CONTEMPORARY MUSIC REVIEW

Percussion with Lyricism, Particles, Waves

May 21, 2001


Wayne Peterson

By Jules Langert

Colorful percussion, imaginatively scored and impressively performed, was at the heart of Earplay's concert in Berkeley's First Congregational Church last Monday evening. Wayne Peterson's Antiphonies (1999), for marimba and vibraphone, was its strongest element, and Daniel Kennedy, for whom the work was composed, was the exceptional performer.

In each section of Antiphonies's single, continuous movement, the marimba dominates the musical texture. Its chromatically shifting tremolando harmonies give rise to a skein of rapid melodic figuration that demand great concentration from the performer. The vibraphone seemed an extension of the marimba, its long, held tones adding harmonic resonance and enriching the timbral palette with a bright metallic sound.

A brief episode using wooden sticks instead of mallets provides an interesting change of texture — drier, thinner, and more percussive. For all its activity and rhythmic propulsion, a long-breathed lyricism seems to underlie much of the piece's expressive intention. Kennedy, who played it from memory, was utterly convincing.

Arresting Piece in Premiere

Lori Dobbins' Wave/Particle (2000), an Earplay commission receiving its first performance, opened the program. The dynamic performers were pianist John McGinn, cellist Dana Putnam, and percussionist Timothy Dent. In three connected movements, the piece is much given to dramatic textures and a tumultuous expressivity that was frequently arresting.

Big, sweeping piano arpeggios interact with mostly pitched percussion to form fast moving sequences of sixteenth notes. These are the particles of the piece's title. The waves come chiefly from the cello's long, sustained melodic solos. These two antipodal elements are often juxtaposed or combined effectively, the slower sections sometimes enhanced by tam-tam and bowed vibraphone. Drawbacks occur in the faster sections, where the syncopated, motoric activity loses its thrust and begins to feel mechanical. The piece ends on a low, cadential cello note, emphatically repeated and seemingly at stylistic odds with the rest of the composition.

Anthony Korf's witty, mercurial Six Miniatures (1997) was played by flutist Tod Brody and pianist Karen Rosenak with style and elegance. It is like a set of fantasy variations, based partly on affectionate parodies of popular tunes, featuring the limping, repetitive opening notes of Tea for Two and the lyrically rising first four notes of Tenderly (occasionally lurching into I Got Rhythm). The piano has some pseudo-jazz chords and a series of sliding, sensuous tenths, increasing the flavor of pop pastiche. Yet there is more than enough sophisticated modernism to make this an interesting, original work of considerable charm.

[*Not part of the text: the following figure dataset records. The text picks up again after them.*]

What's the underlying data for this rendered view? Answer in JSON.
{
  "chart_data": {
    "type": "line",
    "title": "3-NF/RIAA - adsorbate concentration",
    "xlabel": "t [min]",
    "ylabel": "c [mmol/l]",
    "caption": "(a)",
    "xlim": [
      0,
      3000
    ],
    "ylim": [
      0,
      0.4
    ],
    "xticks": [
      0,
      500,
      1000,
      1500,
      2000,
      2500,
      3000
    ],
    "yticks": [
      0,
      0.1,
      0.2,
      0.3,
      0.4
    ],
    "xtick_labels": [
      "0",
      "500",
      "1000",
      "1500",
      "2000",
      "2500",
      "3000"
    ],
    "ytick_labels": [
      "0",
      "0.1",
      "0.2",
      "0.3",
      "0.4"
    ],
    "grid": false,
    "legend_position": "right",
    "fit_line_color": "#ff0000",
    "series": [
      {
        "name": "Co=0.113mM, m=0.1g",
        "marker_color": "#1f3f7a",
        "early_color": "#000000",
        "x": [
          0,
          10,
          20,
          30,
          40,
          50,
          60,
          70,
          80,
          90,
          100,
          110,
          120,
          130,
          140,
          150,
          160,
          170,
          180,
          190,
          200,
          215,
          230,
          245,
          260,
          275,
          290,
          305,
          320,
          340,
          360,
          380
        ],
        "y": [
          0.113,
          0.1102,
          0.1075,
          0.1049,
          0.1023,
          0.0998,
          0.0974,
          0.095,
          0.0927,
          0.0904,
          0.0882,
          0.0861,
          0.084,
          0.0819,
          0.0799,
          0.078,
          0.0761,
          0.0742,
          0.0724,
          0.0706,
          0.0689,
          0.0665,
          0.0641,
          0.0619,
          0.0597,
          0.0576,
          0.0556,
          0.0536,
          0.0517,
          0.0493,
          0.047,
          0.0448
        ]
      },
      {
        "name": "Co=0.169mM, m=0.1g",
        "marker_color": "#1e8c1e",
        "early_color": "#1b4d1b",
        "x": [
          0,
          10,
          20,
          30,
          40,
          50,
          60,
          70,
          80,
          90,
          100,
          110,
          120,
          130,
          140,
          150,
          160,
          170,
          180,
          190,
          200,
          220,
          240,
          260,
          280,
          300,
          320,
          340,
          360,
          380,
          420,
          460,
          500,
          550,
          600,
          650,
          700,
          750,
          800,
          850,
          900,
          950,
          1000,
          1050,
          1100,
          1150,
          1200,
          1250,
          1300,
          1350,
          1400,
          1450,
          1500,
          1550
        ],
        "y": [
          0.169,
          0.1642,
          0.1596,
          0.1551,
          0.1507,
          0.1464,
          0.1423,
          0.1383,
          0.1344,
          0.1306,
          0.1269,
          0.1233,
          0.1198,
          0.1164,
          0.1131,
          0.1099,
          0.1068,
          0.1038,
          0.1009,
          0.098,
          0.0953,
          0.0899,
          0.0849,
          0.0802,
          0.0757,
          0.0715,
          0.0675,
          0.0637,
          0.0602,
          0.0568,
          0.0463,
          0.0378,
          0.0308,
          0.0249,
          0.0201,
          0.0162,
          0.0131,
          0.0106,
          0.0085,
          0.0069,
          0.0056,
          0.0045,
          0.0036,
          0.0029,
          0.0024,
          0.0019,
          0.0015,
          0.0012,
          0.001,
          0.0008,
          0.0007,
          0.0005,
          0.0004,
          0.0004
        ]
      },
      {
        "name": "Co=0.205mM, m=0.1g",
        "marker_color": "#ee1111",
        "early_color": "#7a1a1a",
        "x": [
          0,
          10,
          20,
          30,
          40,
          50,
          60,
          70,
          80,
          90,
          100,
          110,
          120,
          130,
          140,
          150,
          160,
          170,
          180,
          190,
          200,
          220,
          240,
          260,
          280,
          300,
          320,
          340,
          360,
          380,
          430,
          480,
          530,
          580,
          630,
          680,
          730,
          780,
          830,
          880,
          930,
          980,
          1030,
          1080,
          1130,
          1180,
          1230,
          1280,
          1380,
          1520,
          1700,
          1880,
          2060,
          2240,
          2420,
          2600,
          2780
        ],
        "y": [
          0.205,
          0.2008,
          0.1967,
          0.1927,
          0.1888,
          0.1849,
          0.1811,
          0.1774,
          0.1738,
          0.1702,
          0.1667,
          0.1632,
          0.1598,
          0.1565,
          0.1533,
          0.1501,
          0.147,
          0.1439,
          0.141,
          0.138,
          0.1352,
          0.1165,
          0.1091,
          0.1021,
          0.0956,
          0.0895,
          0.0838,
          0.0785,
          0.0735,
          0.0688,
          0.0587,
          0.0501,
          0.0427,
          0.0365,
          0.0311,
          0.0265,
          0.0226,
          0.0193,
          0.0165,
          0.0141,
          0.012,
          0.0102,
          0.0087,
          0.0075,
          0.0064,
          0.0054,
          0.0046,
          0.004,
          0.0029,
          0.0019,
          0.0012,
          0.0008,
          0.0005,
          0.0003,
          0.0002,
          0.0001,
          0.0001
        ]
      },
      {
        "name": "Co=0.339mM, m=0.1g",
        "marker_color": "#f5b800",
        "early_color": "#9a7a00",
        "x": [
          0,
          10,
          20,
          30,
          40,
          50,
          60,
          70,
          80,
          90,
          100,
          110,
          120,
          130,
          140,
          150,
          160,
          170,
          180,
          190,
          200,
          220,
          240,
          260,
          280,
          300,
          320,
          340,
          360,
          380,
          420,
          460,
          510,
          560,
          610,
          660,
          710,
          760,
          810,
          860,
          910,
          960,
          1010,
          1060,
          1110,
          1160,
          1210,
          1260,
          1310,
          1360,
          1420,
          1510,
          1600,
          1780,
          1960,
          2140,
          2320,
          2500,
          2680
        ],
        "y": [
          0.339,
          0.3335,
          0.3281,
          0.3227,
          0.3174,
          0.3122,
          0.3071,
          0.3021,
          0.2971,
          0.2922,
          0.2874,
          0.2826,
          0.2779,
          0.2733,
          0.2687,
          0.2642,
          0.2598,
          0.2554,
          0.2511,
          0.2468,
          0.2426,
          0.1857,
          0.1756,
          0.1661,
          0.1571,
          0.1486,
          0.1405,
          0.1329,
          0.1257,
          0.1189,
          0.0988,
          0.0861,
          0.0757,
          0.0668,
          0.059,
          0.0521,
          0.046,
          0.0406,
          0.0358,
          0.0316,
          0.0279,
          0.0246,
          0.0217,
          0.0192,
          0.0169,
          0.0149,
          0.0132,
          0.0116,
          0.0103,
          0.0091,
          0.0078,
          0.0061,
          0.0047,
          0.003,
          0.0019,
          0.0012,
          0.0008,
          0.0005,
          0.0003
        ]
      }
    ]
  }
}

Sputter, a flurry and arabesques

Martha Horst's Full Circle (2001), commissioned by Earplay, was also given its first performance. It opens with flute and clarinet playing long, sustained notes against which violin and cello sputter in short, vigorous bursts of motion. Gradually, the instrumental roles become reversed as this first movement ends in a climactic flurry of notes. The second movement has the four instruments playing together in a perky, hocketlike canonic structure. At the end, arabesques from the first movement return, surprisingly and delightfully sweeping the music to its final cadence.

Andrew Rindfleisch's What Vibes! (2000), for piano, percussion, violin, cello, flute, and clarinets, was the exuberant final work. This piece, with a strongly defined tonal flavor, is full of quick sleight-of-hand shifts in tempo and texture, multiple ostinatos, bluesy clarinet runs with piercing high notes, brief, noisy snare drum rolls, festive chimes, and a lively infectious jocularity whose punchy, parodistic edge occasionally reminded me of Ravel's G Major Piano Concerto. It was a suitably exhilarating finale to a concert in which good spirits and high energy were such prominent ingredients. Mary Chun conducted this piece, as well as Dobbins' Wave/Particle, with deftness and assurance.

(Jules Langert is a composer and teacher who resides in the East Bay.)